The Americans decided that the best way to stop this plan was to fold the talks immediately.

A few weeks later Guy sent her a pale pink smocked dress in Caroline’s size that almost replicated the romper suit they had chosen together.

When she became First Lady he was encouraged by his immediate boss to keep in touch.

When he made his twice-yearly visits home on leave Guy would bring her the latest European gossip. They talked about their child
hoods. She found it easy to be honest with him about how she felt about her mother and her late father, and he told her how he’d got into the CIA, about how he remembered so little about his parents, and how his grandfather, a wealthy Bostonian with a great deal of old money, had packed him off to a strict school that had a strong military slant.

“It seems cold and callous but he was only doing his best. As a hardworking widower with no free time, he was sure I would go off the rails without it,” Guy said.

“Now, when he waves me off to another posting in a foreign embassy I think he regrets it.”

 

 

 

Jackie always looked forward to seeing him. Witty, with a store of stories about the Russians, Guy always made sure that he told her how useful she had been, a lesson her husband only learned toward the end of his life.

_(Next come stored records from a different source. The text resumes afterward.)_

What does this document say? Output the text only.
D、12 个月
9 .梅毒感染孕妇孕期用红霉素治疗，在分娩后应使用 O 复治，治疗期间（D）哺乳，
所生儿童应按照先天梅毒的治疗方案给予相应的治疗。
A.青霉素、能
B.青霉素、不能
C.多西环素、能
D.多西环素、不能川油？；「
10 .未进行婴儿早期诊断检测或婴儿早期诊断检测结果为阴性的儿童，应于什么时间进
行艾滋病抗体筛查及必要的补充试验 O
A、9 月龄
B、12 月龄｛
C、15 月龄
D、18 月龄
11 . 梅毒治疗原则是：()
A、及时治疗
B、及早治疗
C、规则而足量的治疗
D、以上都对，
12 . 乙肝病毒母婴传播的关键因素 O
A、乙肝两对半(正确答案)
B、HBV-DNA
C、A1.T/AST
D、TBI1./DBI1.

As it was the first time Guy had seen her since the assassination, he expressed his sympathy and sorrow. Then, breathing on his cupped hands, he said, “It’s about as cold as a Siberian winter out there today. Does this mean there are always people waiting outside?”

“Yes, always,” she said, sighing.

Now that she was alone it seemed only natural that she should tell him about the problems she was having with security. With his background he would be in a good position to understand.

“They wait at all hours and as the Secret Service can’t be sure that one of them isn’t a madman we have extra men on guard. The whole thing escalates from there. Since these extra guys are all visible, passers by see them and think, Hey, something’s going on, and so it mushrooms. The three of us have started to hate going out. You should come at the weekend!”